Die Hintergrundfluoreszenz sollte für Erwachsene minimal sein. Die ventrale Längsmuskelschicht färbt sich sehr gut ab und erzeugt ein substanzielles Signal. Die darunter liegenden zirkulären Kardiomyozyten neigen jedoch dazu, kein so intensives Signal zu erzeugen wie das, das von der darüber liegenden ventralen Schicht kommt.

Die Myozyten der vorderen konischen Kammer des erwachsenen Herzens enthalten eine beträchtliche Menge an kontraktilem Material, und daher erscheint diese Region im Verhältnis zum Rest des Herzschlauchs als die robusteste. Das Bild des Larvenherzens zeigt eine spiralförmige myofibrilläre Anordnung. Ähnlich wie bei den kontraktilen Kardiomyozyten bei Erwachsenen haben wir gerade Ihr Protokoll zur Vorbereitung und Färbung von Eizellenherzen für die Fluoreszenz- und Konfokalmikroskopie gezeigt.

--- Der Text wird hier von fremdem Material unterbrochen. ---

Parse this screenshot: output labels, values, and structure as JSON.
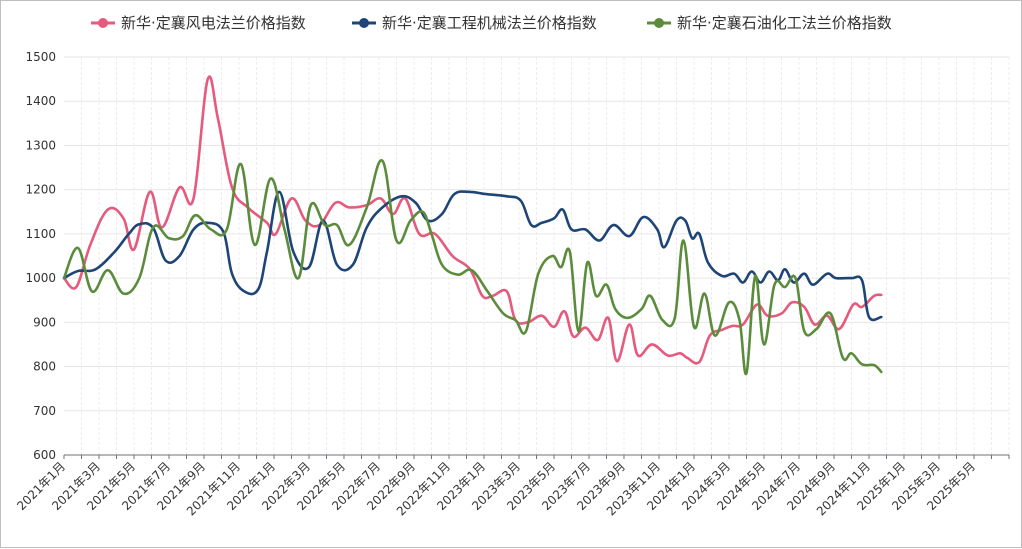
{
  "chart_data": {
    "type": "line",
    "title": "",
    "xlabel": "",
    "ylabel": "",
    "ylim": [
      600,
      1500
    ],
    "yticks": [
      600,
      700,
      800,
      900,
      1000,
      1100,
      1200,
      1300,
      1400,
      1500
    ],
    "xlim": [
      0,
      54
    ],
    "x_tick_labels": [
      "2021年1月",
      "2021年3月",
      "2021年5月",
      "2021年7月",
      "2021年9月",
      "2021年11月",
      "2022年1月",
      "2022年3月",
      "2022年5月",
      "2022年7月",
      "2022年9月",
      "2022年11月",
      "2023年1月",
      "2023年3月",
      "2023年5月",
      "2023年7月",
      "2023年9月",
      "2023年11月",
      "2024年1月",
      "2024年3月",
      "2024年5月",
      "2024年7月",
      "2024年9月",
      "2024年11月",
      "2025年1月",
      "2025年3月",
      "2025年5月"
    ],
    "x_tick_step": 2,
    "grid": true,
    "legend_position": "top",
    "series": [
      {
        "name": "新华·定襄风电法兰价格指数",
        "color": "#e55a7d",
        "points": [
          [
            0,
            1000
          ],
          [
            0.7,
            980
          ],
          [
            1.5,
            1075
          ],
          [
            2.5,
            1155
          ],
          [
            3.4,
            1135
          ],
          [
            4,
            1065
          ],
          [
            4.9,
            1195
          ],
          [
            5.6,
            1115
          ],
          [
            6.6,
            1205
          ],
          [
            7.4,
            1180
          ],
          [
            8.2,
            1448
          ],
          [
            8.8,
            1360
          ],
          [
            9.6,
            1205
          ],
          [
            10.5,
            1160
          ],
          [
            11.6,
            1125
          ],
          [
            12.1,
            1100
          ],
          [
            13,
            1180
          ],
          [
            13.8,
            1130
          ],
          [
            14.6,
            1120
          ],
          [
            15.5,
            1170
          ],
          [
            16.3,
            1160
          ],
          [
            17.3,
            1165
          ],
          [
            18.1,
            1180
          ],
          [
            18.8,
            1145
          ],
          [
            19.5,
            1180
          ],
          [
            20.3,
            1100
          ],
          [
            21.2,
            1100
          ],
          [
            22.2,
            1050
          ],
          [
            23.2,
            1020
          ],
          [
            23.9,
            960
          ],
          [
            24.5,
            960
          ],
          [
            25.3,
            970
          ],
          [
            25.8,
            905
          ],
          [
            26.5,
            900
          ],
          [
            27.3,
            915
          ],
          [
            28,
            890
          ],
          [
            28.6,
            925
          ],
          [
            29.1,
            868
          ],
          [
            29.8,
            888
          ],
          [
            30.5,
            860
          ],
          [
            31.1,
            910
          ],
          [
            31.6,
            812
          ],
          [
            32.3,
            895
          ],
          [
            32.8,
            825
          ],
          [
            33.6,
            850
          ],
          [
            34.5,
            825
          ],
          [
            35.2,
            830
          ],
          [
            35.6,
            820
          ],
          [
            36.3,
            810
          ],
          [
            36.9,
            870
          ],
          [
            37.6,
            883
          ],
          [
            38.2,
            892
          ],
          [
            38.8,
            895
          ],
          [
            39.6,
            940
          ],
          [
            40.2,
            915
          ],
          [
            41,
            920
          ],
          [
            41.6,
            945
          ],
          [
            42.3,
            935
          ],
          [
            42.9,
            895
          ],
          [
            43.6,
            915
          ],
          [
            44.3,
            885
          ],
          [
            45.1,
            940
          ],
          [
            45.6,
            935
          ],
          [
            46.3,
            960
          ],
          [
            46.7,
            962
          ]
        ]
      },
      {
        "name": "新华·定襄工程机械法兰价格指数",
        "color": "#1f4577",
        "points": [
          [
            0,
            1000
          ],
          [
            0.8,
            1016
          ],
          [
            1.8,
            1020
          ],
          [
            2.9,
            1060
          ],
          [
            3.7,
            1100
          ],
          [
            4.3,
            1122
          ],
          [
            5.1,
            1113
          ],
          [
            5.8,
            1040
          ],
          [
            6.6,
            1050
          ],
          [
            7.4,
            1110
          ],
          [
            8.2,
            1125
          ],
          [
            9.1,
            1105
          ],
          [
            9.6,
            1010
          ],
          [
            10.3,
            970
          ],
          [
            11.1,
            975
          ],
          [
            11.6,
            1060
          ],
          [
            12.3,
            1195
          ],
          [
            13.1,
            1060
          ],
          [
            14,
            1025
          ],
          [
            14.8,
            1130
          ],
          [
            15.6,
            1030
          ],
          [
            16.5,
            1030
          ],
          [
            17.3,
            1115
          ],
          [
            18.2,
            1160
          ],
          [
            19.3,
            1185
          ],
          [
            20.1,
            1170
          ],
          [
            20.8,
            1130
          ],
          [
            21.6,
            1145
          ],
          [
            22.3,
            1190
          ],
          [
            23.2,
            1195
          ],
          [
            24.1,
            1190
          ],
          [
            25.3,
            1185
          ],
          [
            26.1,
            1175
          ],
          [
            26.7,
            1120
          ],
          [
            27.3,
            1125
          ],
          [
            28,
            1135
          ],
          [
            28.5,
            1155
          ],
          [
            29,
            1110
          ],
          [
            29.8,
            1110
          ],
          [
            30.6,
            1085
          ],
          [
            31.4,
            1120
          ],
          [
            32.3,
            1095
          ],
          [
            33.1,
            1138
          ],
          [
            33.9,
            1110
          ],
          [
            34.3,
            1070
          ],
          [
            35,
            1130
          ],
          [
            35.5,
            1130
          ],
          [
            35.9,
            1090
          ],
          [
            36.3,
            1100
          ],
          [
            36.8,
            1035
          ],
          [
            37.6,
            1005
          ],
          [
            38.3,
            1010
          ],
          [
            38.8,
            990
          ],
          [
            39.3,
            1015
          ],
          [
            39.8,
            990
          ],
          [
            40.3,
            1015
          ],
          [
            40.8,
            995
          ],
          [
            41.2,
            1020
          ],
          [
            41.7,
            990
          ],
          [
            42.3,
            1010
          ],
          [
            42.8,
            985
          ],
          [
            43.6,
            1010
          ],
          [
            44.1,
            1000
          ],
          [
            45,
            1000
          ],
          [
            45.6,
            995
          ],
          [
            46,
            912
          ],
          [
            46.7,
            912
          ]
        ]
      },
      {
        "name": "新华·定襄石油化工法兰价格指数",
        "color": "#5b8c3c",
        "points": [
          [
            0,
            1000
          ],
          [
            0.8,
            1068
          ],
          [
            1.6,
            970
          ],
          [
            2.5,
            1018
          ],
          [
            3.4,
            965
          ],
          [
            4.3,
            1000
          ],
          [
            5.1,
            1115
          ],
          [
            6,
            1090
          ],
          [
            6.8,
            1095
          ],
          [
            7.5,
            1142
          ],
          [
            8.4,
            1110
          ],
          [
            9.3,
            1110
          ],
          [
            10.1,
            1258
          ],
          [
            10.9,
            1075
          ],
          [
            11.8,
            1225
          ],
          [
            12.6,
            1110
          ],
          [
            13.4,
            1000
          ],
          [
            14.1,
            1165
          ],
          [
            14.9,
            1120
          ],
          [
            15.6,
            1120
          ],
          [
            16.3,
            1075
          ],
          [
            17.3,
            1160
          ],
          [
            18.2,
            1265
          ],
          [
            19,
            1085
          ],
          [
            19.8,
            1130
          ],
          [
            20.5,
            1150
          ],
          [
            21,
            1100
          ],
          [
            21.6,
            1030
          ],
          [
            22.5,
            1008
          ],
          [
            23.3,
            1018
          ],
          [
            24.2,
            970
          ],
          [
            25.1,
            920
          ],
          [
            25.8,
            905
          ],
          [
            26.4,
            880
          ],
          [
            27.1,
            1010
          ],
          [
            27.9,
            1050
          ],
          [
            28.4,
            1025
          ],
          [
            28.9,
            1060
          ],
          [
            29.4,
            880
          ],
          [
            29.9,
            1035
          ],
          [
            30.4,
            960
          ],
          [
            31,
            985
          ],
          [
            31.5,
            930
          ],
          [
            32.2,
            910
          ],
          [
            33,
            930
          ],
          [
            33.5,
            960
          ],
          [
            34.2,
            905
          ],
          [
            34.9,
            910
          ],
          [
            35.4,
            1085
          ],
          [
            36,
            890
          ],
          [
            36.6,
            965
          ],
          [
            37.2,
            870
          ],
          [
            38,
            945
          ],
          [
            38.6,
            905
          ],
          [
            39,
            785
          ],
          [
            39.5,
            1005
          ],
          [
            40,
            850
          ],
          [
            40.6,
            985
          ],
          [
            41.2,
            980
          ],
          [
            41.8,
            1000
          ],
          [
            42.3,
            880
          ],
          [
            43,
            885
          ],
          [
            43.8,
            920
          ],
          [
            44.5,
            820
          ],
          [
            45,
            830
          ],
          [
            45.6,
            805
          ],
          [
            46.3,
            803
          ],
          [
            46.7,
            788
          ]
        ]
      }
    ]
  }
}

Wenn Sie dieses Verfahren durchführen, ist es wichtig, daran zu denken, unnötige Handhabung zu begrenzen. Dies sorgt für eine besser intakte und erhaltene Herzstruktur. Dieses Protokoll dient nur als Ausgangspunkt.

Wie bei jeder anderen Immunhistochemie auch, benötigen unterschiedliche Antikörper unterschiedliche Bedingungen und müssen individuell optimiert werden. Das war's also. Vielen Dank fürs Zuschauen und viel Glück bei Ihrer Färbung.